Courrier des lecteurs• Pierre Aguet, ancien conseiller national PS, réagit sur la votation du 12 février

Après Lucerne, voilà que Neuchâtel limite le nombre d’heures d’enseignement dans ses écoles. Il faut faire des économies, les caisses publiques étant désespérément vides. Nous le disons depuis longtemps, le démantèlement des services publics dépend directement de ceux qui, avec l’effort de tous, encaissent les bénéfices de l’activité générale et refusent de payer les impôts qu’ils doivent.

Or, les deux cantons cités ont baissé drastiquement les impôts de leurs entreprises sous prétexte que d’autres viendraient s’installer chez eux et que celles qui s’y trouvent déjà seraient si prospères qu’elles payeraient plus d’impôts qu’avant. Cette théorie ne s’est jamais concrétisée. Ces deux cantons en donnent la preuve. Le seul argument des défenseurs de la RIEIII fédérale tombe. J’ajoute que les entreprises internationales ne font, depuis de nombreuses décennies, apparaître leurs bénéfices que dans les Etats qui ne les imposent pas. C’est le scandale peu médiatisé des prix de transfert.
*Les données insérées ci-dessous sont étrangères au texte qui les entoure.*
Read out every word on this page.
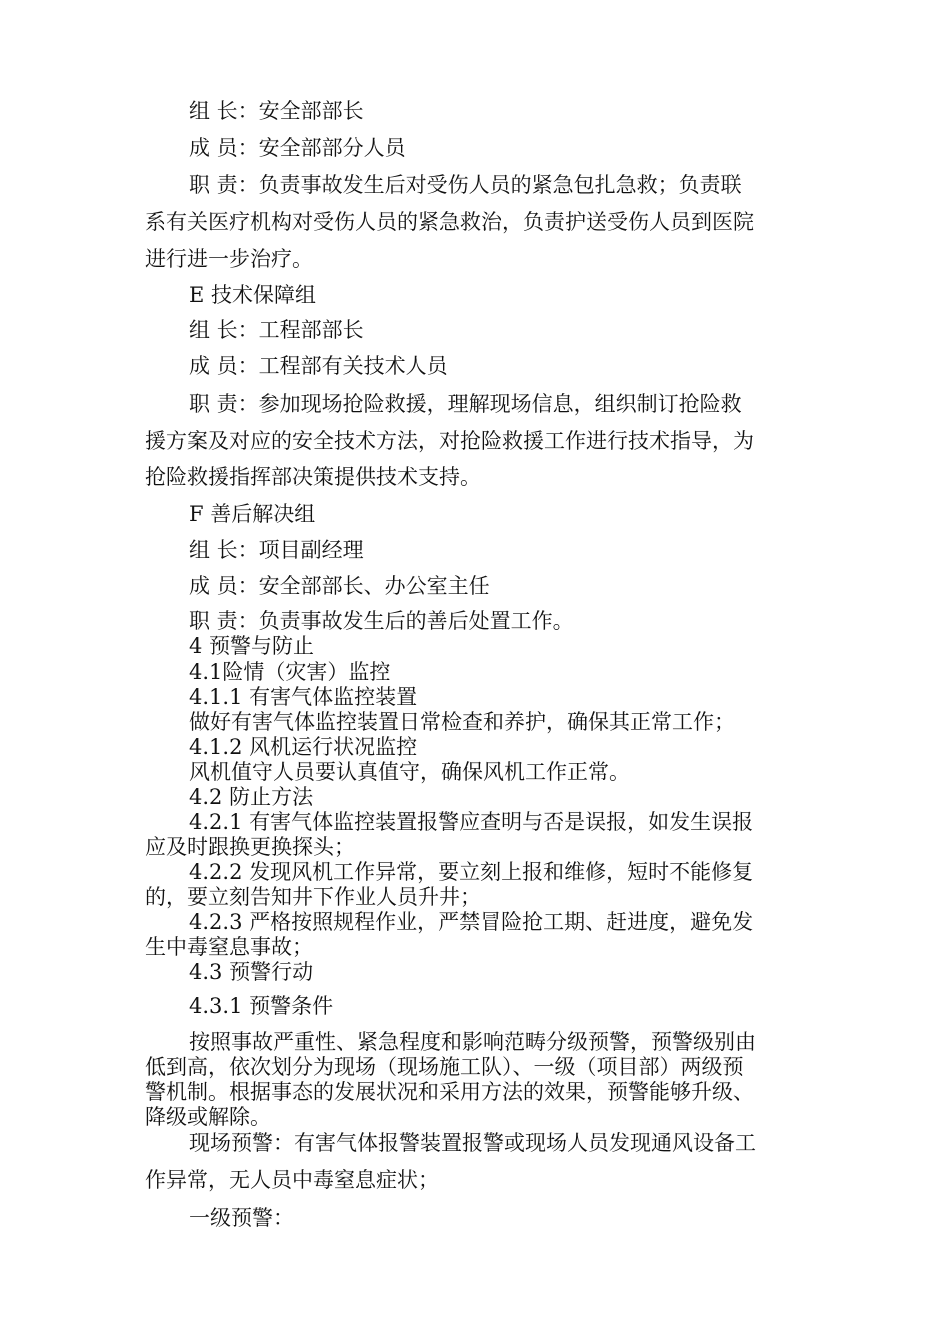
组 长：安全部部长
成 员：安全部部分人员
职 责：负责事故发生后对受伤人员的紧急包扎急救；负责联
系有关医疗机构对受伤人员的紧急救治，负责护送受伤人员到医院
进行进一步治疗。
E 技术保障组
组 长：工程部部长
成 员：工程部有关技术人员
职 责：参加现场抢险救援，理解现场信息，组织制订抢险救
援方案及对应的安全技术方法，对抢险救援工作进行技术指导，为
抢险救援指挥部决策提供技术支持。
F 善后解决组
组 长：项目副经理
成 员：安全部部长、办公室主任
职 责：负责事故发生后的善后处置工作。
4 预警与防止
4.1险情（灾害）监控
4.1.1 有害气体监控装置
做好有害气体监控装置日常检查和养护，确保其正常工作；
4.1.2 风机运行状况监控
风机值守人员要认真值守，确保风机工作正常。
4.2 防止方法
4.2.1 有害气体监控装置报警应查明与否是误报，如发生误报
应及时跟换更换探头；
4.2.2 发现风机工作异常，要立刻上报和维修，短时不能修复
的，要立刻告知井下作业人员升井；
4.2.3 严格按照规程作业，严禁冒险抢工期、赶进度，避免发
生中毒窒息事故；
4.3 预警行动
4.3.1 预警条件
按照事故严重性、紧急程度和影响范畴分级预警，预警级别由
低到高，依次划分为现场（现场施工队）、一级（项目部）两级预
警机制。根据事态的发展状况和采用方法的效果，预警能够升级、
降级或解除。
现场预警：有害气体报警装置报警或现场人员发现通风设备工
作异常，无人员中毒窒息症状；
一级预警：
Voilà qui flétrit encore plus l’argument.

Ne nous laissons pas enfumer plus longtemps avec ces prétextes qui ont la vie dure à force d’être répétés de votations en votations. Ne donnons pas plus d’argent à ce 1% de notre population la plus riche. Elle ne nous le rendra pas au centuple comme elle le promet. Non, ne nous laissons plus avoir…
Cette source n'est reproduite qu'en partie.